El viaje de Nara comenzó en un pequeño y tranquilo pueblo del norte de Japón. Como un niño criado por padres muy ocupados, pasaba mucho tiempo solo, disfrutando del rock estadounidense, la televisión y los cómics. Estos años de soledad influyeron profundamente en su arte, que él describe como un diálogo constante con su propia vida interior.
Un punto de inflexión importante para Nara fue el terremoto y tsunami de 2011 en Japón. La tragedia golpeó cerca de su ciudad natal, y el peso emocional fue tan grande que dejó de pintar durante varios meses.
Cuando finalmente regresó a su estudio, su estilo había evolucionado. Las expresiones antes afiladas de sus personajes se transformaron en algo más reflexivo y tranquilo. En Nothing about it, los ojos de la niña dirigidos hacia arriba y su comportamiento silencioso representan un sentido conmovedor de soledad que resulta familiar en el mundo moderno.

“Pumpkin (MBOK)” (2015) de Yayoi Kusama | Seoul Auctions
La calabaza característica de Yayoi Kusama
Nara no fue la única estrella de la noche. Otra leyenda del mundo del arte japonés, Yayoi Kusama, rompió sus propios récords. Su vibrante pintura de 2015 Pumpkin (MBOK) se vendió por 12,330 millones de wones (aprox. $8.1 millones de dólares).

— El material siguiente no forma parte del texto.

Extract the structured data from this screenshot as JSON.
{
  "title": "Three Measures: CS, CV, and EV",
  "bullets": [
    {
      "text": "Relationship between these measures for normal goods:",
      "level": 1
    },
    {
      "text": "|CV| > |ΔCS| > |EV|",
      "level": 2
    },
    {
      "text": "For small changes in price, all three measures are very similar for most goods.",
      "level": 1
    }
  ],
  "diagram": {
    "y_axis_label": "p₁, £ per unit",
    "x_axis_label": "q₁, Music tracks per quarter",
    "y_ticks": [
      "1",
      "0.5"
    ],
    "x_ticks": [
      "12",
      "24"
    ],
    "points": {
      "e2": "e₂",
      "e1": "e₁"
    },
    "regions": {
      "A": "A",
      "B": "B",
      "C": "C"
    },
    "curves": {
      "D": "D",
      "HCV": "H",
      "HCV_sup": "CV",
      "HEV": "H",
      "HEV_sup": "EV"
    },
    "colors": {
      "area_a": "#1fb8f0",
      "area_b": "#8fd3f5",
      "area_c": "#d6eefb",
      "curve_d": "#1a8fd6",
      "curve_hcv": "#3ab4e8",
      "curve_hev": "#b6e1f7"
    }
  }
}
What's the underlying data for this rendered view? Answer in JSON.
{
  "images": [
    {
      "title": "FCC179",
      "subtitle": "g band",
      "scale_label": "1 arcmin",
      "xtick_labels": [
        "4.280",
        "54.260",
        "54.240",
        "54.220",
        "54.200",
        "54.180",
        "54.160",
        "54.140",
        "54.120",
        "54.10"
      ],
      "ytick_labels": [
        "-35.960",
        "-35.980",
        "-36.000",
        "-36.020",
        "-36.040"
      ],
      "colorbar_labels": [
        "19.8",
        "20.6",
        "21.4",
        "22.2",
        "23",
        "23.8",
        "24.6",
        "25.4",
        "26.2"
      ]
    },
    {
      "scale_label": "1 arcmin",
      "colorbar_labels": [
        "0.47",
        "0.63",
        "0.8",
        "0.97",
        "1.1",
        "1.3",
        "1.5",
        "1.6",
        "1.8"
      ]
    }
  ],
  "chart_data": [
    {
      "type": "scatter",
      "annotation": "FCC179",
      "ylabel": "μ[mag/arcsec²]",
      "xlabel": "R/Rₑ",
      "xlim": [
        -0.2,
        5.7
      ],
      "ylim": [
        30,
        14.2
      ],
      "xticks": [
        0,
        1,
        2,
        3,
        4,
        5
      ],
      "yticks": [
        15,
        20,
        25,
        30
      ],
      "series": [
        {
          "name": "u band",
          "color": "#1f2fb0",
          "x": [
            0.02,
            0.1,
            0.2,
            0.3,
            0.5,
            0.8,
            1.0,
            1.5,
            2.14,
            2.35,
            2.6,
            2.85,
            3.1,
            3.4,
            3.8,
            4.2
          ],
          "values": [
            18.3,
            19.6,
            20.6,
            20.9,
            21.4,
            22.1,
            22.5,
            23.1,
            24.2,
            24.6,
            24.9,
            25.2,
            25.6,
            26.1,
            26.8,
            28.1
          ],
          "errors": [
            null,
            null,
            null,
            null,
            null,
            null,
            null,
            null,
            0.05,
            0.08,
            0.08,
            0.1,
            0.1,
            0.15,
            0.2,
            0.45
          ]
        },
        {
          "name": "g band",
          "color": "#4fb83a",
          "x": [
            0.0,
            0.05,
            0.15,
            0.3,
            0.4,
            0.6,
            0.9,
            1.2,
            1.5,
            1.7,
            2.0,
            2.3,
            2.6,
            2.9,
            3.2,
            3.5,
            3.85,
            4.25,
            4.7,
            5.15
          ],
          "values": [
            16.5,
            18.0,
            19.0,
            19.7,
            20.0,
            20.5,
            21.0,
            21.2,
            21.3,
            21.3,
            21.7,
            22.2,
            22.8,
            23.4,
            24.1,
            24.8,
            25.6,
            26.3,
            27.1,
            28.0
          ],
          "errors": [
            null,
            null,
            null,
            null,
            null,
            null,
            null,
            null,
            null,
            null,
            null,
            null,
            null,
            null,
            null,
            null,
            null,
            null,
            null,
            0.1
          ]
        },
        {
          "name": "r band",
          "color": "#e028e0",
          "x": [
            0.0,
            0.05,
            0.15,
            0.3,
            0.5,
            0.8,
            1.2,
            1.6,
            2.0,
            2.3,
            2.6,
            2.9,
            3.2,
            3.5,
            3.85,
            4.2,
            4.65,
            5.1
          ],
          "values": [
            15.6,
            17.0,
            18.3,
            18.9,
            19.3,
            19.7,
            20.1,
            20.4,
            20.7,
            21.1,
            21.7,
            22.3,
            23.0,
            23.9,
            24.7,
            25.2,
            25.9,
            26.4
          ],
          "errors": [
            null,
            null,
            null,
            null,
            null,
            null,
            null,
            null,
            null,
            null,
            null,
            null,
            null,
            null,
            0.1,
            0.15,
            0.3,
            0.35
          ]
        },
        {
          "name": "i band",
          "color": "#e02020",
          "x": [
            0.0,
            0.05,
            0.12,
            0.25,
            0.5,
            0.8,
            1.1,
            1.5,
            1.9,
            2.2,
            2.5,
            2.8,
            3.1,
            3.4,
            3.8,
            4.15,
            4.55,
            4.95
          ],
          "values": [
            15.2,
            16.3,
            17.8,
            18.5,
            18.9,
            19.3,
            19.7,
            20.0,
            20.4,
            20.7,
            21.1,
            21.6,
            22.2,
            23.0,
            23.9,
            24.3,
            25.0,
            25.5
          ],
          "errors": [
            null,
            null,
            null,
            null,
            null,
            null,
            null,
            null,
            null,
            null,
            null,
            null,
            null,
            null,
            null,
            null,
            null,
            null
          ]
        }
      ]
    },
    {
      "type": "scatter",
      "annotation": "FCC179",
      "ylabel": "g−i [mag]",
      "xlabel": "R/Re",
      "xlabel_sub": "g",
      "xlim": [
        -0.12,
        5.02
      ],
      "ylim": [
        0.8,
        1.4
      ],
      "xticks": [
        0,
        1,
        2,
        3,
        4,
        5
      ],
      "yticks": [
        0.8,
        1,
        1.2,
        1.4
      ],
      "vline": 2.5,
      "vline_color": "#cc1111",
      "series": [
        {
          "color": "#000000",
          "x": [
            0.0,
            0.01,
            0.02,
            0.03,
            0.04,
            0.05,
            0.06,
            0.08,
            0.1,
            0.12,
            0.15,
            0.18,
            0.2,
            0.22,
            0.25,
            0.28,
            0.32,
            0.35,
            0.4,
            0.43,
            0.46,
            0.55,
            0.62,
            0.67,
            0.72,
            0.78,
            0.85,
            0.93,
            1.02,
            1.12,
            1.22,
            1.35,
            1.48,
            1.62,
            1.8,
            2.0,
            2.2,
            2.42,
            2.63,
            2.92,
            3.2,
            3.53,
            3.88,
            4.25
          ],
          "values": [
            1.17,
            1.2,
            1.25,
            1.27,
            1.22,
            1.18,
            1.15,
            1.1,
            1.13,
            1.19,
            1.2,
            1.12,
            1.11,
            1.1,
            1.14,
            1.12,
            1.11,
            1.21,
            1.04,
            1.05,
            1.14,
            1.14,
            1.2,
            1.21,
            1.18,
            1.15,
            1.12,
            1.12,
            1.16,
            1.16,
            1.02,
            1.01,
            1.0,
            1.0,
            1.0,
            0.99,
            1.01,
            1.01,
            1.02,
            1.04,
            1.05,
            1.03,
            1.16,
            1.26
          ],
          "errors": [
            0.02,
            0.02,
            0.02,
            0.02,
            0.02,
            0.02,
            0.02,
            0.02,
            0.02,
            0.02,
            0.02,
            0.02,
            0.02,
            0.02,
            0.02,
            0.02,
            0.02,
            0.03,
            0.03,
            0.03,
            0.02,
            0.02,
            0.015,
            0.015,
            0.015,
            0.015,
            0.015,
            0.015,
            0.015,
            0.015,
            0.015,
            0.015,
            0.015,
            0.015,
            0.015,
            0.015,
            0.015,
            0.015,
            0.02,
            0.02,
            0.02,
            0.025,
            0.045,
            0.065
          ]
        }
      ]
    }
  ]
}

Ahora en sus 90 años, Kusama ha pasado décadas usando el arte para lidiar con sus alucinaciones y traumas de toda la vida. Ella ve a las calabazas como una fuente de apoyo espiritual, diciendo a menudo que son la razón por la que sigue adelante.

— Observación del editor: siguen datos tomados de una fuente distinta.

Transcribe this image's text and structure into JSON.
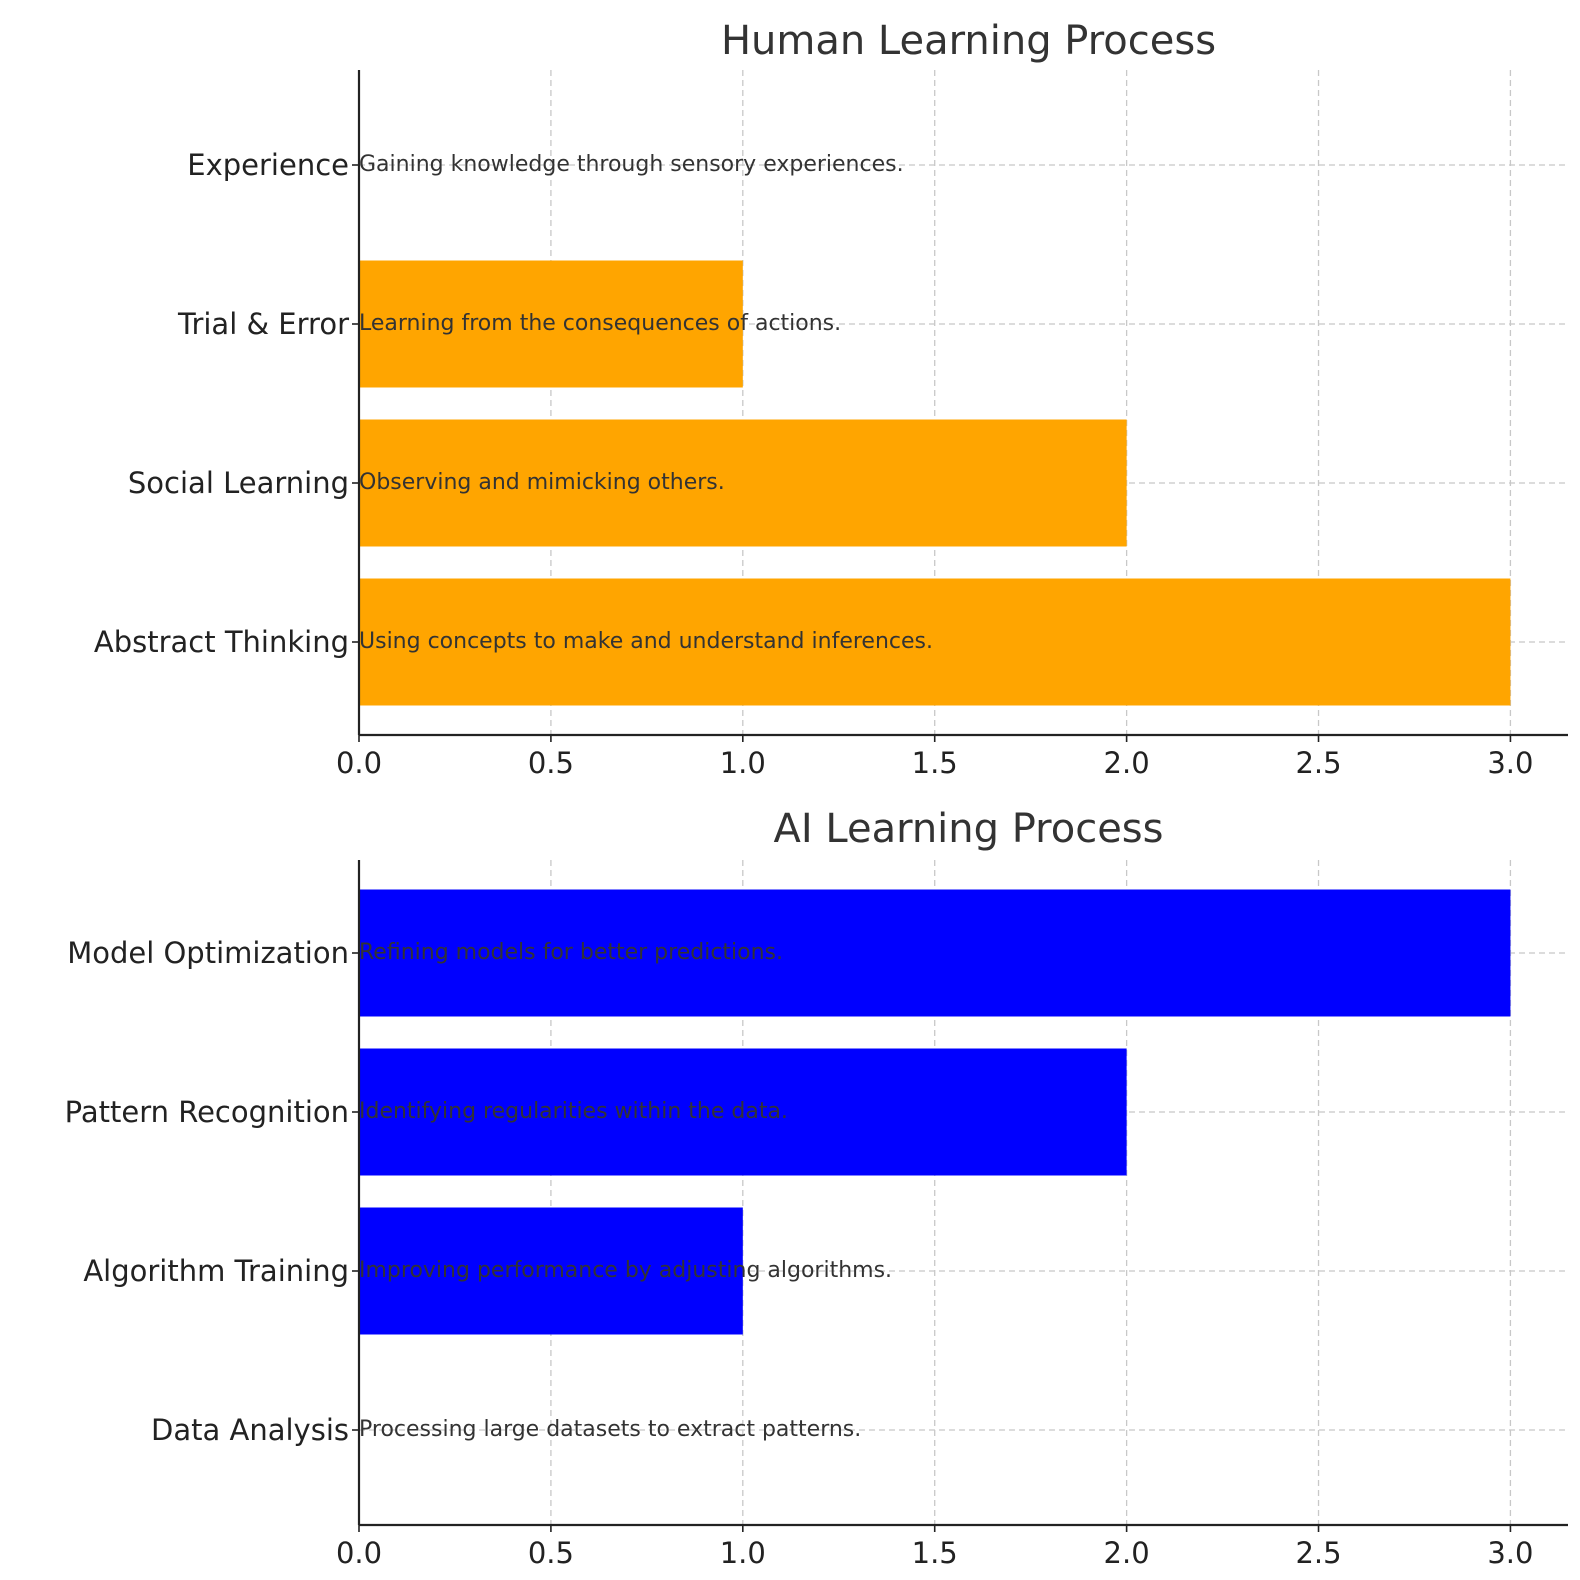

La pintura en cuestión combina sus estilos más celebrados en un solo lienzo. Presenta la regordeta calabaza amarilla como un símbolo de estabilidad — cubierta con los lunares que ve en sus visiones — frente a un fondo delicado en forma de red conocido como “Infinity Nets” (Redes Infinitas). Estas redes representan su filosofía de “auto-obliteración”, donde la artista y el objeto se vuelven uno con el universo.